Die größten Private Equity-Transaktionen des Jahres war die Übernahme des Keramikherstellers CeramTec für 3,8 Milliarden Euro und der Kauf des Schuhherstellers Birkenstock für ebenfalls 3,8 Milliarden Euro.
Insgesamt wurden im vergangenen Jahr in Deutschland 762 Unternehmenskäufe durchgeführt, sechs Prozent mehr als im Jahr 2020. 40 Prozent der Deals gingen auf das Konto von Finanzinvestoren. Im Vorjahr hatte der Marktanteil der Private Equity-Häuser noch bei 32 Prozent gelegen.
Das sind Ergebnisse einer Analyse des deutschen Private-Equity-Marktes durch das Prüfungs- und Beratungsunternehmen EY (Ernst & Young).
Sandra Krusch, EY-Partnerin und Leiterin Private Equity in der Region Europe West: „Von pandemiebedingter Zurückhaltung ist aktuell nichts zu spüren – im Gegenteil: Der Übernahmeappetit ist so groß wie nie zuvor, der Markt brummt. Gleichzeitig ist die Zahl der Übernahmeziele begrenzt, was zu spürbar gestiegenen Preisen führt.“
Die Aktivitäten von Finanzinvestoren in Deutschland nehmen seit Jahren fast kontinuierlich zu. So wurden im Jahr 2015 mit 147 Deals nur etwa halb so viele Transaktionen durchgeführt wie 2021, im Jahr 2010 wurde mit 103 Käufen sogar nur etwa ein Drittel der Transaktionsaktivität gemessen. „Private Equity-Investoren gewinnen in Deutschland weiter an Bedeutung“, sagt Krusch. „Die Gründe sind vielfältig: Zum einen steht gerade den US-Fonds immer mehr Kapital zur Verfügung, das investiert werden muss. Zudem haben diese Fonds ihre Präsenz in Deutschland stetig ausgebaut und obendrein gute Erfahrungen bei ihrem Engagement in Deutschland gemacht.“
Während Private Equity Investoren so häufig zum Zuge kamen wie nie zuvor, ist die Zahl der von strategischen Investoren ausgehenden Übernahmen im vergangenen Jahr zurückgegangen: um sechs Prozent auf 460. Der Wert dieser Deals ist allerdings aufgrund einiger sehr großer Transaktionen – allen voran die Übernahme der Deutsche Wohnen durch Vonovia – um 57 Prozent auf 68,1 Milliarden Euro gestiegen.

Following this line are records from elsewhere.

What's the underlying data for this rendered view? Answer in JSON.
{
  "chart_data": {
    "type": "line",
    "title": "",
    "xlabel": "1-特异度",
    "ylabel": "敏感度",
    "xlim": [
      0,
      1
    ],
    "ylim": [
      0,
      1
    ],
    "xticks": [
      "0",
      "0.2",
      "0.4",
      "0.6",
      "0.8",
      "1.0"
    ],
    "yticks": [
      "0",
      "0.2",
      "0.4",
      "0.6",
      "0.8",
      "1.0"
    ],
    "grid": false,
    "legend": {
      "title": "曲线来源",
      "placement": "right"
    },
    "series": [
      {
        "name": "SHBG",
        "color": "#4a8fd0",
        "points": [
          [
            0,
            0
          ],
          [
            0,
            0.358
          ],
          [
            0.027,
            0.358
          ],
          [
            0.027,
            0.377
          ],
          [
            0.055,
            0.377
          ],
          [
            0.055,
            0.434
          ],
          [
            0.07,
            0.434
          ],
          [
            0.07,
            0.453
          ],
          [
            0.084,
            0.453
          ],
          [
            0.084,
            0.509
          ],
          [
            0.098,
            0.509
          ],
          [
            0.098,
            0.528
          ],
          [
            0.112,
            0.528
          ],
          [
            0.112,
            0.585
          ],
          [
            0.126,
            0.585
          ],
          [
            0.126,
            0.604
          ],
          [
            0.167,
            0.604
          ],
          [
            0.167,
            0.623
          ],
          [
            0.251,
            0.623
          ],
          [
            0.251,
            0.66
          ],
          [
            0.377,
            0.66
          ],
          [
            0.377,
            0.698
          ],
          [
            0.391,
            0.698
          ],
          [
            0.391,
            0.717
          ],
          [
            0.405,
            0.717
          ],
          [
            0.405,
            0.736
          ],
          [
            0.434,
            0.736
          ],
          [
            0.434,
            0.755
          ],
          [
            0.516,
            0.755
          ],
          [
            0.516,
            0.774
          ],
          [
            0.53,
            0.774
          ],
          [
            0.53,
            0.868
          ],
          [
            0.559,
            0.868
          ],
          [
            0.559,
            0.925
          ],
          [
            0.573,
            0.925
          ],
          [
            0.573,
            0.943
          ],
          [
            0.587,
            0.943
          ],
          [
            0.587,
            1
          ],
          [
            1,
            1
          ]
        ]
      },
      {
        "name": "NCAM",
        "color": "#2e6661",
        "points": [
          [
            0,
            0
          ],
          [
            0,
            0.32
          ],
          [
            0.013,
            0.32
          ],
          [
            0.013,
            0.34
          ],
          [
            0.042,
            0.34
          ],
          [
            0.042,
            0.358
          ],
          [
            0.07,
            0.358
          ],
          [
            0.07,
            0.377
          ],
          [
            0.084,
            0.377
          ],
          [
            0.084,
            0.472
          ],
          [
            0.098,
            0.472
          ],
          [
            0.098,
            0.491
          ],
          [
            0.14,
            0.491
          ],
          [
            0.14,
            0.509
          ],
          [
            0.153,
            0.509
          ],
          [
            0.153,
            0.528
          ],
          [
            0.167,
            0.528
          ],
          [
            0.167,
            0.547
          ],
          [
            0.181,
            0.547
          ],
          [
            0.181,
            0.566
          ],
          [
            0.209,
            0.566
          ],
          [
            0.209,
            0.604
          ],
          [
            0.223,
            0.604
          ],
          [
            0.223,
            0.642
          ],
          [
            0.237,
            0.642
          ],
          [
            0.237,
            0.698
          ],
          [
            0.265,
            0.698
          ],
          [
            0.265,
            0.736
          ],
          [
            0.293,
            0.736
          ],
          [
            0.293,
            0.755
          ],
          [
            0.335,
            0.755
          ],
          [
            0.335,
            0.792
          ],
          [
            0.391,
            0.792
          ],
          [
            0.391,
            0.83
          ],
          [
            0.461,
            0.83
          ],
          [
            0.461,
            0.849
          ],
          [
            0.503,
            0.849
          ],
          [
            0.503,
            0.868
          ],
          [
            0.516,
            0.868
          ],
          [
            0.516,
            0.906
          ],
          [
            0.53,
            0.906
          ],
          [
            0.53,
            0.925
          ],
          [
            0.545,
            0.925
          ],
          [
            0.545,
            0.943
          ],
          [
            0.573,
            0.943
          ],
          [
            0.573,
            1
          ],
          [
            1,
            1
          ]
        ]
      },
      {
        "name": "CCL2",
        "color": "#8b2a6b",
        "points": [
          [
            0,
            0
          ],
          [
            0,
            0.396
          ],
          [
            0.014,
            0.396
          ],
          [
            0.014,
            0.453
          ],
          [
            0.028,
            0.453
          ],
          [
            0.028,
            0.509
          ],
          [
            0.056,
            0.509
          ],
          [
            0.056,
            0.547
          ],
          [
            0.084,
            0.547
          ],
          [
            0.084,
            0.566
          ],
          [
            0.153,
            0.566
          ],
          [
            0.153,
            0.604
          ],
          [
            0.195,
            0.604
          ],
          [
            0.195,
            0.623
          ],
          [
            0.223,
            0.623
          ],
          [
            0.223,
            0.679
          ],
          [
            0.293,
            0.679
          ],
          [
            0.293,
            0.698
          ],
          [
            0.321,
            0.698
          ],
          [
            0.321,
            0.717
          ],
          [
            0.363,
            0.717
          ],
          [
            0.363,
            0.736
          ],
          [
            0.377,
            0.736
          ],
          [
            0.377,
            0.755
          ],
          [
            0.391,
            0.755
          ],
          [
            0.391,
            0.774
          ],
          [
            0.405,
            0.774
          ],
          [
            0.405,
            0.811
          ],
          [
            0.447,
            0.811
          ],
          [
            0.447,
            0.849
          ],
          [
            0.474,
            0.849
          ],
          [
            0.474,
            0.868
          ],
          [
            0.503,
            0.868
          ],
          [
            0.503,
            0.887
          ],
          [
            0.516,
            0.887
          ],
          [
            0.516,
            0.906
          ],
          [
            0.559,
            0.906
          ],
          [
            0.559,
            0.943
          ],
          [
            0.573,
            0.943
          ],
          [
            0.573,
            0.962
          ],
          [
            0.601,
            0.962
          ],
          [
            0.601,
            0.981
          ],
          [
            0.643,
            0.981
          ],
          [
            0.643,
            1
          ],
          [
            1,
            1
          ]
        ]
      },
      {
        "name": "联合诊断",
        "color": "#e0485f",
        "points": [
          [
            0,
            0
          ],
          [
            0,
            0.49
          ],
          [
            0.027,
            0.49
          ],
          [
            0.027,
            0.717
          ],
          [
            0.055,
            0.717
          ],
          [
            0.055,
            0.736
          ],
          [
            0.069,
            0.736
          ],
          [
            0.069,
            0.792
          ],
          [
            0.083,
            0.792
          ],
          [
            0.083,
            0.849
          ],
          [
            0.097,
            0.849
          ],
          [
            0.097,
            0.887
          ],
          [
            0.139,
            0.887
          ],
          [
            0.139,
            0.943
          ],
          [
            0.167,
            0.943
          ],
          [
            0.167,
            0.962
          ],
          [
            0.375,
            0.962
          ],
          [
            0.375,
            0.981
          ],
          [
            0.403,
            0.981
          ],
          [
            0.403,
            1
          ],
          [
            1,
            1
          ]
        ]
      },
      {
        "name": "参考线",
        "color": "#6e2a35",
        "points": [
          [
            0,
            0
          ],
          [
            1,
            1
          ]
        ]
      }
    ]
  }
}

Zahl der Exits gestiegen: Investoren erlösen Rekordsumme
Während Private Equity Fonds im vergangenen Jahr 302 Zukäufe tätigten, trennten sie sich im gleichen Zeitraum von 112 Beteiligungen und erlösten dabei die Rekordsumme von 30,3 Milliarden Euro – nie zuvor ist in einem Jahr so viel Geld in die Kassen der Finanzinvestoren gespült worden. Im Vorjahr waren bei 87 Exits insgesamt 16,2 Milliarden Euro erlöst worden. Zumeist haben die Finanzinvestoren ihre Portfoliounternehmen an strategische Investoren verkauft (62 Transaktionen), in 43 Fällen wurde die Beteiligung an einen weiteren Private Equity-Investor weitergereicht, sieben Unternehmen, die zuvor im Besitz eines Private Equity Investors waren, wurden an die Börse gebracht.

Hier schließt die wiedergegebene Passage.